The study found a good result of conservative treatment methods of reported limited mouth opening. Surgical treatment of disc displacement has produced varied results. Lavage gave an effect equivalent to that of local anesthetics [25], and another study found lavage to be an effective method when the effect of previous conservative treatment was poor [26]. In a follow-up after 24 and 60 months, Schiffmann et al. [27] found no difference in treatment effect between four different strategies for closed lock. Manipulation of the TMJ disc seldom gives a lasting result, and a review [28] concludes that DDwoR should be treated by the simplest and least invasive method.

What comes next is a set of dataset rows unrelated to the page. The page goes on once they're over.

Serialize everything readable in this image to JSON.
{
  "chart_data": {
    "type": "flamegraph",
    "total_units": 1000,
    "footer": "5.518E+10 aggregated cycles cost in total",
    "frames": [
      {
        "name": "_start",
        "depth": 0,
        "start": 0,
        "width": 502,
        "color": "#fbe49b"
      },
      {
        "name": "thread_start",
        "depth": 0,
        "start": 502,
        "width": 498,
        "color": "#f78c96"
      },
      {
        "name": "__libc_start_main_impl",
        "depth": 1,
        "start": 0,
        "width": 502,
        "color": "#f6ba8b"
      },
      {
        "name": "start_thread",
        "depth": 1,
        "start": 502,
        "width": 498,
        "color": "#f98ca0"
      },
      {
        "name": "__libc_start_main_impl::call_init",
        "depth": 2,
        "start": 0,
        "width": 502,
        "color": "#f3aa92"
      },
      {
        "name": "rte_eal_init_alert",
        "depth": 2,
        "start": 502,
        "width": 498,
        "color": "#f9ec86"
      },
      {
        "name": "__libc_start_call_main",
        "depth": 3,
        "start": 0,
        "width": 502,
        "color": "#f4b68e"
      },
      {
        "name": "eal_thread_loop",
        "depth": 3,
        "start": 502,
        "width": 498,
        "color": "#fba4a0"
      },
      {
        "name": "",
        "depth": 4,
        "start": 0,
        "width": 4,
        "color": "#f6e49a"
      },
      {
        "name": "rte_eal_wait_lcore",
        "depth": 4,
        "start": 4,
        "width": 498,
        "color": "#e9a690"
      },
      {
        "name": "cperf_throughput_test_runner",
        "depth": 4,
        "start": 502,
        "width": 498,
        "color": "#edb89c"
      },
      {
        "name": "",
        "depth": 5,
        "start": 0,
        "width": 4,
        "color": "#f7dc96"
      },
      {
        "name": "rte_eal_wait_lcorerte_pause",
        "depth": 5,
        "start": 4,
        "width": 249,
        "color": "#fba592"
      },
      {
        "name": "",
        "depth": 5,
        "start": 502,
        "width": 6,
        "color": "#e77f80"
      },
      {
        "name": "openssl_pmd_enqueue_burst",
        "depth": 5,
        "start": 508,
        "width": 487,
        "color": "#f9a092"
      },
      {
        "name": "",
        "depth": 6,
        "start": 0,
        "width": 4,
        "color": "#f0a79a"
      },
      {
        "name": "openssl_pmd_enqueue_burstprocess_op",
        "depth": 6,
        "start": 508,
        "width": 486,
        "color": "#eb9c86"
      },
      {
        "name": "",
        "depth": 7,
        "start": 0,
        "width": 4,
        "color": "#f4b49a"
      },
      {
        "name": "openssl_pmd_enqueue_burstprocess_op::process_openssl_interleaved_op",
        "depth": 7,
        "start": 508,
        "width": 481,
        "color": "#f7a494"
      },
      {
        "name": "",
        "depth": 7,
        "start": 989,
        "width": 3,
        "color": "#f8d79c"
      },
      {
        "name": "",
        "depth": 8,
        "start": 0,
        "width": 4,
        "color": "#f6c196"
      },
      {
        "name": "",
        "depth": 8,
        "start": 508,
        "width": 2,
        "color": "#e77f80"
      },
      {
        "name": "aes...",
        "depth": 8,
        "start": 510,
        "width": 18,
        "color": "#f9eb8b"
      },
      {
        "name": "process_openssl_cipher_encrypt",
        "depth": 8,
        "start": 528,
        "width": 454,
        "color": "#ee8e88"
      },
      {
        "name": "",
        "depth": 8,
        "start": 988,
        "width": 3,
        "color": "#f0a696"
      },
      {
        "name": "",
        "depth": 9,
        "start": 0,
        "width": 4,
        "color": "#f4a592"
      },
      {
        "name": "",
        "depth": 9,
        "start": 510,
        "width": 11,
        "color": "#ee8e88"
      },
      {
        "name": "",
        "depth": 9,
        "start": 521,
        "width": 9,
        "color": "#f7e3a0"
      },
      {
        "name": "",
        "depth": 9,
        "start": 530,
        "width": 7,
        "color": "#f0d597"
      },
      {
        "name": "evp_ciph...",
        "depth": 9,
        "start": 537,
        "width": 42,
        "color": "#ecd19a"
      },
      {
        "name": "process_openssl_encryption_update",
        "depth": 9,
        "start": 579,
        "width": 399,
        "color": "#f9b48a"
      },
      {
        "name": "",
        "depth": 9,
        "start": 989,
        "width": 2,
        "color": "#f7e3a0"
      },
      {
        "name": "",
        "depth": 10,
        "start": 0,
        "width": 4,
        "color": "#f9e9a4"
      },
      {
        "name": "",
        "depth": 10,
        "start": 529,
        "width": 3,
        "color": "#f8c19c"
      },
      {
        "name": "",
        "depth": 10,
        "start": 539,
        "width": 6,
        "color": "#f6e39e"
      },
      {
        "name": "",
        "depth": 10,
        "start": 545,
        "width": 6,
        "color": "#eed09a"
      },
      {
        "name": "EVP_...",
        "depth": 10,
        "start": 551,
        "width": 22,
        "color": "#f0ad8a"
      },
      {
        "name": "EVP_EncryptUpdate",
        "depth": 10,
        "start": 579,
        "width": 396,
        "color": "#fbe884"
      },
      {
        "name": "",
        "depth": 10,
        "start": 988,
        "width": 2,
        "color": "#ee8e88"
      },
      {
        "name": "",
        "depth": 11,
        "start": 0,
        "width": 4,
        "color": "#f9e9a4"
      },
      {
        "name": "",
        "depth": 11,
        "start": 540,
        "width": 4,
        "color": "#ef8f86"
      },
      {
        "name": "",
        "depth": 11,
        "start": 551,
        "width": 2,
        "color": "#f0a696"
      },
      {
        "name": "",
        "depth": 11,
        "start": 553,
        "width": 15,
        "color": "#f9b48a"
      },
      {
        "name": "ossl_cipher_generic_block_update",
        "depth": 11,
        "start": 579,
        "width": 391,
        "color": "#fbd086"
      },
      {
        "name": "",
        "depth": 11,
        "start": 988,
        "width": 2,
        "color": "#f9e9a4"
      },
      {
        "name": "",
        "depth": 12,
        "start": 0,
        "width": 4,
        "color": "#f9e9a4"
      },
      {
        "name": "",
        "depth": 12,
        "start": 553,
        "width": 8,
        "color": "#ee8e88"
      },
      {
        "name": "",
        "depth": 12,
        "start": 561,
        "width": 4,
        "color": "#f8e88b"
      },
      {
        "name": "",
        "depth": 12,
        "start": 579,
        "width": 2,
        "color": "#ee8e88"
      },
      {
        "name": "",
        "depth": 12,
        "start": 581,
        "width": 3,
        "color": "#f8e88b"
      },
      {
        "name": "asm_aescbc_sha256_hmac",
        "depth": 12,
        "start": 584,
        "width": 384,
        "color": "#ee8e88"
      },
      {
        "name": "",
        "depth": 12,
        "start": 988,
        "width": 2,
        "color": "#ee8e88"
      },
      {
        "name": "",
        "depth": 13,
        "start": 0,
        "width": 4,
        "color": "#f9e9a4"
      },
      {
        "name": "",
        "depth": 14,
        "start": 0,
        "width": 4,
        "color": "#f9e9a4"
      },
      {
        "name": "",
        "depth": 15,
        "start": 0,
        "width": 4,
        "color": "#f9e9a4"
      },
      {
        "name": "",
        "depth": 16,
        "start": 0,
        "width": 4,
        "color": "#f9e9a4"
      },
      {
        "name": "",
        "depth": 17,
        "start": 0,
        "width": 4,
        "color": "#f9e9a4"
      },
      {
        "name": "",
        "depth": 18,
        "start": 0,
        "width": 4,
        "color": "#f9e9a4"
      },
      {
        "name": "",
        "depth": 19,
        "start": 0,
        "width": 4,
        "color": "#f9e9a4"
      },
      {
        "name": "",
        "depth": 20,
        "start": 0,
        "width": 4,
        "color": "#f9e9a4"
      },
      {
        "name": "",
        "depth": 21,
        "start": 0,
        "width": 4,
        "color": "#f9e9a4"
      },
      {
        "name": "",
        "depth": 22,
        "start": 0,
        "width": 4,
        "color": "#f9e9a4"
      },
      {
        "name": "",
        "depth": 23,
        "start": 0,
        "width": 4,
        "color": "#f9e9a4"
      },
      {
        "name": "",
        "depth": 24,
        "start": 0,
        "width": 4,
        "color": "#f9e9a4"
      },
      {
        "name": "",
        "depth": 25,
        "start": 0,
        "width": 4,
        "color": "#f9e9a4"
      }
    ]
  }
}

After treatment the dysfunction was significantly reduced and the maximum mouth opening reached about the same mean capacity, regardless of the diagnosis. This reassuring information is important to give to the patient, who often finds the symptom very unpleasant. The proportion of 5.8% of the referrals expressing symptoms of jaw locking is close to the report of 6% by Dahlström [29], and he concluded that there is often a combination of myalgia and disc displacement. Reported locking has been identified as one predictor of the onset of TMD symptoms [30], which indicates the importance of paying attention to the symptom.
To conclude, the sensation of jaw locking is not a defined dental symptom and is not an expression of a single diagnosis but of many diagnoses with the symptom of mouth opening limitations. The patient’s history and the clinical examination often provide sufficient information for the diagnosis; the symptom responds well to conservative treatment and has a good prognosis. Impaired lateral movement from the affected side and TMJ pain on mandibular movement was descriptive of DDwoR.